5. Cette idéologie semble donc d’une part héritière d’une conception rousseauiste de la nature humaine, jugée plus authentique et moins dévoyée chez l’enfant. Elle se redouble d’autre part d’une conception sartrienne de la liberté comme auto-création, et donc d’un relativisme intergénérationnel quasi-absolu.
6. Nous appelons par commodité« idéologie de l’auto-éducation » l’idée selon laquelle les enfants seraient aptes à s’instituer par eux-mêmes en société et ses applications pratiques. Néanmoins l’expression appropriée serait plutôt « idéologie de l’auto-institution des enfants » – puisqu’éduquer, c’est conduire hors de, ce qui implique un agent, l’éducateur, et un patient, l’éduqué.
7. Comme le souligne le récent ouvrage de François-Xavier Bellamy, Les déshérités ou l’urgence de transmettre, Paris, Plon, 2014.
8. « Selon le ministère de l’Education nationale, ”La situation de dénuement culturel est particulièrement marquée chez les jeunes détenus de moins de 18 ans. 80 % d’entre eux sont sans diplôme et près de la moitié en échec au bilan lecture proposé pour le repérage systématique de l’illettrisme. Plus de 10 % relèvent de l’illettrisme”. » http://www.senat.fr/rap/r01-340-1/r01-340-124.html.

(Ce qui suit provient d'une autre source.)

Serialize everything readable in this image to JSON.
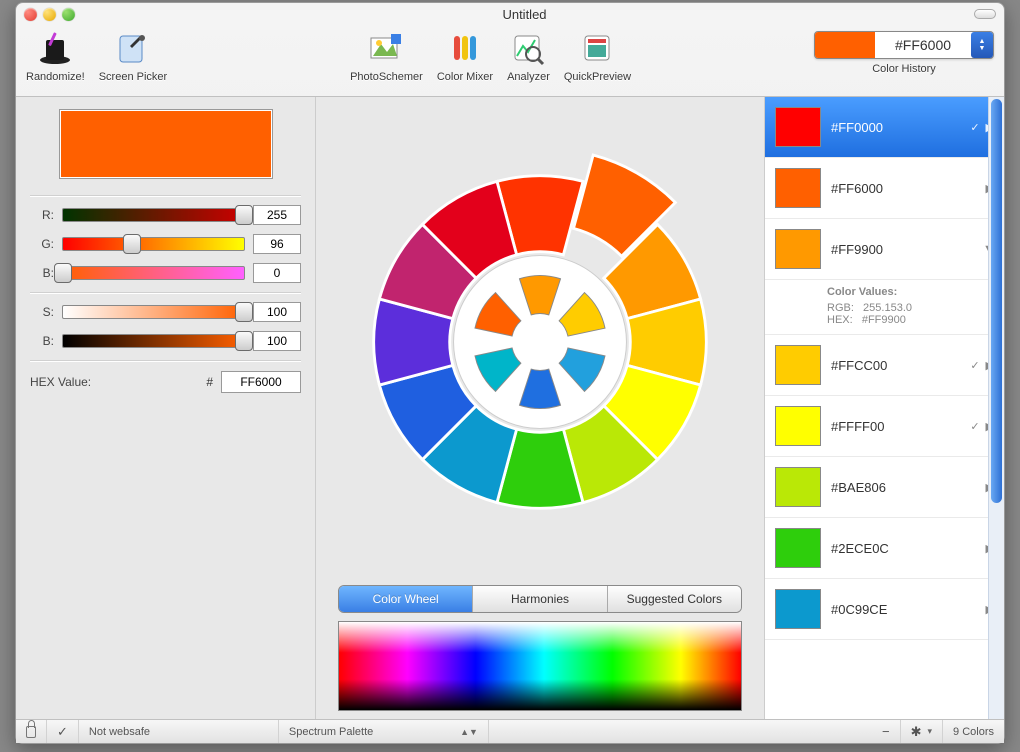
{
  "window": {
    "title": "Untitled"
  },
  "toolbar": {
    "randomize": "Randomize!",
    "screen_picker": "Screen Picker",
    "photoschemer": "PhotoSchemer",
    "color_mixer": "Color Mixer",
    "analyzer": "Analyzer",
    "quickpreview": "QuickPreview",
    "history_label": "Color History",
    "history_value": "#FF6000",
    "history_swatch": "#FF6000"
  },
  "sliders": {
    "r_label": "R:",
    "r_value": "255",
    "g_label": "G:",
    "g_value": "96",
    "b_label": "B:",
    "b_value": "0",
    "s_label": "S:",
    "s_value": "100",
    "br_label": "B:",
    "br_value": "100",
    "hex_label": "HEX Value:",
    "hash": "#",
    "hex_value": "FF6000"
  },
  "current_swatch": "#FF6000",
  "tabs": {
    "wheel": "Color Wheel",
    "harmonies": "Harmonies",
    "suggested": "Suggested Colors"
  },
  "history_items": [
    {
      "hex": "#FF0000",
      "color": "#FF0000",
      "checked": true,
      "open": false,
      "selected": true
    },
    {
      "hex": "#FF6000",
      "color": "#FF6000",
      "checked": false,
      "open": false
    },
    {
      "hex": "#FF9900",
      "color": "#FF9900",
      "checked": false,
      "open": true
    },
    {
      "hex": "#FFCC00",
      "color": "#FFCC00",
      "checked": true,
      "open": false
    },
    {
      "hex": "#FFFF00",
      "color": "#FFFF00",
      "checked": true,
      "open": false
    },
    {
      "hex": "#BAE806",
      "color": "#BAE806",
      "checked": false,
      "open": false
    },
    {
      "hex": "#2ECE0C",
      "color": "#2ECE0C",
      "checked": false,
      "open": false
    },
    {
      "hex": "#0C99CE",
      "color": "#0C99CE",
      "checked": false,
      "open": false
    }
  ],
  "details": {
    "title": "Color Values:",
    "rgb_label": "RGB:",
    "rgb": "255.153.0",
    "hex_label": "HEX:",
    "hex": "#FF9900"
  },
  "status": {
    "websafe": "Not websafe",
    "palette": "Spectrum Palette",
    "count": "9 Colors"
  },
  "wheel_colors": [
    "#FF3300",
    "#FF6000",
    "#FF9900",
    "#FFCC00",
    "#FFFF00",
    "#BAE806",
    "#2ECE0C",
    "#0C99CE",
    "#1F5FE0",
    "#5C2EDB",
    "#C1246E",
    "#E3001B"
  ],
  "inner_colors": [
    "#FF6000",
    "#FF9900",
    "#FFCC00",
    "#22A0DD",
    "#1F6FE0",
    "#00B5C9"
  ]
}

9. Il est remarquable qu’aujourd’hui l’évolution pénale aille dans le sens de l’extension de ce statut de l’enfance (minorité) jusqu’au-delà de la majorité législative : ainsi le jeune, qui n’est plus considéré comme un citoyen en devenir d’une société déterminée, dans laquelle il est né et dont les lois le précèdent, mais comme le fondateur d’une cité nouvelle auto-instituée, n’est pas préparé à assumer les devoirs liés à ce statut : il se trouve dès lors exempté des devoirs qui incombent au citoyen et voit sa condition d’« enfant », juridiquement irresponsable, prolongée.
10. Pour reprendre l’interrogation que Platon met dans la bouche de Socrate, dans l’Apologie.